Le "Tartuffe" sans foi ni loi de Luc Bondy aux Ateliers Berthier

Par @sophiejouve1 Rédactrice en chef adjointe de Culturebox, responsable de la rubrique Théâtre-Danse
Mis à jour le 06/12/2016 à 06H30, publié le 31/03/2014 à 14H03
Clotilde Hesme (Elmire) et Micha Lescot (Tartuffe)

Clotilde Hesme (Elmire) et Micha Lescot (Tartuffe)

© Thierry Depagne

Courez voir ce Tartuffe de Luc Bondy qui sème l'effroi et qui résonne si juste. Avec un formidable trio d'acteurs : Clotilde Hesme, Gilles Cohen et Micha Lescot.

La salle à manger d'une belle demeure, avec trophées animaliers au mur, crucifix, et ici ou là une tête humaine en terre cuite.

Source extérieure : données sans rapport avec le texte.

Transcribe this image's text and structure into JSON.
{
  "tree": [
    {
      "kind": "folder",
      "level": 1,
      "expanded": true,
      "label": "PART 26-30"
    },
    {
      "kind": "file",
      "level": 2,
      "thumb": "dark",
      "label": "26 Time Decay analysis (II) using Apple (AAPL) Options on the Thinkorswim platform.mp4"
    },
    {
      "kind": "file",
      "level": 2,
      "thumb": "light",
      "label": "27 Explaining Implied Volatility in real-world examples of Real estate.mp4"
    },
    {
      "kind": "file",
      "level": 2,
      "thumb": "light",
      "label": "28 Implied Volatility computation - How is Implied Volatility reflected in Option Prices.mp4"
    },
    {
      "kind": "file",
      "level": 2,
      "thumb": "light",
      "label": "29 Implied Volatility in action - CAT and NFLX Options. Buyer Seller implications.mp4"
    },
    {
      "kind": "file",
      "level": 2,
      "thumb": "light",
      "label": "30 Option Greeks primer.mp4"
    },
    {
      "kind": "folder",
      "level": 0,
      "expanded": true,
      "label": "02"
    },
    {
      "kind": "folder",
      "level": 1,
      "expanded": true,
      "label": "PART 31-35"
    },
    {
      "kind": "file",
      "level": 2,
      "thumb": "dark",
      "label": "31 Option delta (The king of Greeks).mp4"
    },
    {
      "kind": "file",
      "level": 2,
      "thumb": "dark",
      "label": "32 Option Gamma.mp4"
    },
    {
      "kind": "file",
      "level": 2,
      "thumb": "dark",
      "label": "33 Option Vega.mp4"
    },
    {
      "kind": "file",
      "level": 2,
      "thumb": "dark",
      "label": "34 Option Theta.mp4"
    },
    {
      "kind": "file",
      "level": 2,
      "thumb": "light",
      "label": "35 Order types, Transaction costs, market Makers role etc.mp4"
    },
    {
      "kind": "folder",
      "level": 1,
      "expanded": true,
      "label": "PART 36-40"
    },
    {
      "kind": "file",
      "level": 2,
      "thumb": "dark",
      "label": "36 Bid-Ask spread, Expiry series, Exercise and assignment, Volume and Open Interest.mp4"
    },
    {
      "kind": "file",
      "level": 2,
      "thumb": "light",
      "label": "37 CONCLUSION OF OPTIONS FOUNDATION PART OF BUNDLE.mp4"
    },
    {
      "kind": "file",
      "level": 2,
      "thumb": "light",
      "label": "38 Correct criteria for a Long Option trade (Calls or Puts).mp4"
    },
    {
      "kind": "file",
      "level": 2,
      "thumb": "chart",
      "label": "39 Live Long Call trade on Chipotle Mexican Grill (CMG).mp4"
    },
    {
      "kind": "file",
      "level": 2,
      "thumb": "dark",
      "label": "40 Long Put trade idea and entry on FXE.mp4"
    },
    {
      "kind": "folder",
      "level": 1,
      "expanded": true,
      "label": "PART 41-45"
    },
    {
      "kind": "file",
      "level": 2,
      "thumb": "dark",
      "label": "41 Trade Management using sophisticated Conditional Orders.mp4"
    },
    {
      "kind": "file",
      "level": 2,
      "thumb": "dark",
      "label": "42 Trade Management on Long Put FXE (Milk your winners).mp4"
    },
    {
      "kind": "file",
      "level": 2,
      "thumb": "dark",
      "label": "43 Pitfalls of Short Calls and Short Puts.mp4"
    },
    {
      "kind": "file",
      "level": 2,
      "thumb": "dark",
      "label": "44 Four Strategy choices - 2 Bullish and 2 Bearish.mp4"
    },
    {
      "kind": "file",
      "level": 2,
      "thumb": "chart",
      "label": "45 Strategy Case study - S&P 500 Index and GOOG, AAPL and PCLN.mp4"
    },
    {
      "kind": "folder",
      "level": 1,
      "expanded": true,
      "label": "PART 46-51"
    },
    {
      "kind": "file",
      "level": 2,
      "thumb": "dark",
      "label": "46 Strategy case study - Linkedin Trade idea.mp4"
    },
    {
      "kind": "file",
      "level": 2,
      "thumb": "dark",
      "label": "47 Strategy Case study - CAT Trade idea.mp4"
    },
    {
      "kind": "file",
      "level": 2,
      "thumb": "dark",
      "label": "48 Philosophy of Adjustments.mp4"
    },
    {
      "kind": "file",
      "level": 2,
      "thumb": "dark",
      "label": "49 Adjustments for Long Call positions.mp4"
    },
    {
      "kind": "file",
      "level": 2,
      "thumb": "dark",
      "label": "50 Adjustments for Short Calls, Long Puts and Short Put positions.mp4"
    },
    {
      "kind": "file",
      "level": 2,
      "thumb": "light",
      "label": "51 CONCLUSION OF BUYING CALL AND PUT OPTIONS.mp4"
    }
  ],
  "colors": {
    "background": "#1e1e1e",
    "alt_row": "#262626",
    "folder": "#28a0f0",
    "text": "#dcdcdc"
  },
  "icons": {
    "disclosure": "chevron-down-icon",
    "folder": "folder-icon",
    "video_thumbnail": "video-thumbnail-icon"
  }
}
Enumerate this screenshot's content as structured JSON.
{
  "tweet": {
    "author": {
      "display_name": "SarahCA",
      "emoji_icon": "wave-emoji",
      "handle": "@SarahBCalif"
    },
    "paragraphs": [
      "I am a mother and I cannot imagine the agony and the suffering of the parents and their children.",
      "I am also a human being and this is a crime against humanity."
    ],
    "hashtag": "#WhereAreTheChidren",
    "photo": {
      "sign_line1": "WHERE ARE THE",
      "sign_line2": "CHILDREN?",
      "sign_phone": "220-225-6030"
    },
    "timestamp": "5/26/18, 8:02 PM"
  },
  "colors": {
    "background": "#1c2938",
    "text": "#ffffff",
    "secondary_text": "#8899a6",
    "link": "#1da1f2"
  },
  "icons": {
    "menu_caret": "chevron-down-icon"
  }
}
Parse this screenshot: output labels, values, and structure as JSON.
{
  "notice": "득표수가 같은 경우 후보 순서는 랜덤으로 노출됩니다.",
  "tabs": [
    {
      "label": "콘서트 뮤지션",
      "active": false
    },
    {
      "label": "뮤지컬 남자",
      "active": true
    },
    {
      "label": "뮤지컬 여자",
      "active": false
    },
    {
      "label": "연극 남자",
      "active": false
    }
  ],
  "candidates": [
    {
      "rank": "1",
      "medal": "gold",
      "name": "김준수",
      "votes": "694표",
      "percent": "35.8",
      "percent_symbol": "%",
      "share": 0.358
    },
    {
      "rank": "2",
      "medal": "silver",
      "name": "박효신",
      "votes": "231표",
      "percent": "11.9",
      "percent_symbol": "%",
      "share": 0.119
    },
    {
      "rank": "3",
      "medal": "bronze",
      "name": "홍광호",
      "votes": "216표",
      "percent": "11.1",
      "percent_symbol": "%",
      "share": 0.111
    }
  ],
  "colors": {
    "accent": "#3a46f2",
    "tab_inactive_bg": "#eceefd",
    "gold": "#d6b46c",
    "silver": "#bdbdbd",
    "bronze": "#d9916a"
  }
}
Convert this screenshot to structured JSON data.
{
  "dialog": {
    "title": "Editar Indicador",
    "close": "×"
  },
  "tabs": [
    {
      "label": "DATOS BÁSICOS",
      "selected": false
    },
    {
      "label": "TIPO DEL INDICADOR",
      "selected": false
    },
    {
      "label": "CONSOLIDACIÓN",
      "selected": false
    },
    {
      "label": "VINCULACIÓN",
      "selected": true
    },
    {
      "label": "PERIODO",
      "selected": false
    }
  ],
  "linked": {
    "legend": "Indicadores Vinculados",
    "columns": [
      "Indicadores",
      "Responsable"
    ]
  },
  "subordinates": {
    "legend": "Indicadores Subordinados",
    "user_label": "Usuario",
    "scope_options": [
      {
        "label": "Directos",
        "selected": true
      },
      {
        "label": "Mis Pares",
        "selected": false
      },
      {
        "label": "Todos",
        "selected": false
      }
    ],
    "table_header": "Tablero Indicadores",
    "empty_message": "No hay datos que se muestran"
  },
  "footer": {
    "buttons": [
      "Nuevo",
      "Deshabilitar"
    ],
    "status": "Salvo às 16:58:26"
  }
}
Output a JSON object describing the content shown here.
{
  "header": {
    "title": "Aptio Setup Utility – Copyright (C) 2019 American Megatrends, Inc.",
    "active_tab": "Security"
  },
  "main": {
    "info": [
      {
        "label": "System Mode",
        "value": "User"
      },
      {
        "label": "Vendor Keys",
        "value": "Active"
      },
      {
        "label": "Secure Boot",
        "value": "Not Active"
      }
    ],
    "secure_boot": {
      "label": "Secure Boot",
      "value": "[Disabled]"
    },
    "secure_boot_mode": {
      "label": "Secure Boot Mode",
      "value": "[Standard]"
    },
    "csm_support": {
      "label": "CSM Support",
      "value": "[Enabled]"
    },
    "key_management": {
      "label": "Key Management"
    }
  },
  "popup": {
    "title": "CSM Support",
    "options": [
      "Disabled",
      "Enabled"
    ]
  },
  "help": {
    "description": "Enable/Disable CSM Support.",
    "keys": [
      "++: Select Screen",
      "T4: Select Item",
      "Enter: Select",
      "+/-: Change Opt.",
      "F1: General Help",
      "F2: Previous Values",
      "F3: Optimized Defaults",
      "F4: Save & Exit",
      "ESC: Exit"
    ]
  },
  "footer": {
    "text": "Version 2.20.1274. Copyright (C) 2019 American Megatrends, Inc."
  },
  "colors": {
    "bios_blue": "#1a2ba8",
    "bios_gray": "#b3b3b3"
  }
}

On entrevoit à l’étage le couloir qui dessert les chambres. Un beau décor de Richard Peduzzi qui mêle les styles, et met en valeur un sol en damier, pour mieux nous faire comprendre qu’il va s’y jouer une partie d’échec.
 
La pièce démarre par un petit déjeuner où chacun vient prendre sa place dans un silence tendu. L'on sent que tous appréhendent le retour de Tartuffe, le faux dévot qui vampirise leur famille.
Françoise Fabian, la mère d'Orgon

Françoise Fabian, la mère d'Orgon

© Thierry Depagne
 
Un tiercé gagnant
Pour le trio Orgon- Elmire-Tartuffe, Luc Bondy a fait un choix audacieux qui se révèle un tiercé gagnant.
 
En Orgon, Gilles Cohen est bien plus qu'une marionnette. Avec son  costume trois pièces et son attaché-case, c'est un père de famille autoritaire, prospère et bedonnant mais isolé par son aveuglement, son obsession pour Tartuffe.
Cohen est cet homme sous emprise, absent, déconnecté de son entourage, insensible à leur sort au point de vouloir donner sa fille Marianne en mariage à Tartuffe.
 
Clotilde Hesme donne une grâce et une profondeur rare à Elmire, une femme sur le qui vive, lucide, prête à se battre pour sauver son couple.

Un Tartuffe inédit
La plus grande surprise vient de Micha Lescot qui campe un Tartuffe inédit. Grand échalas pieds nus et tout de noir vêtu, cheveux long plaqué autour du visage, c’est un prédateur jouant avec sa proie, un homme sans foi ni loi aux allures de vampire. 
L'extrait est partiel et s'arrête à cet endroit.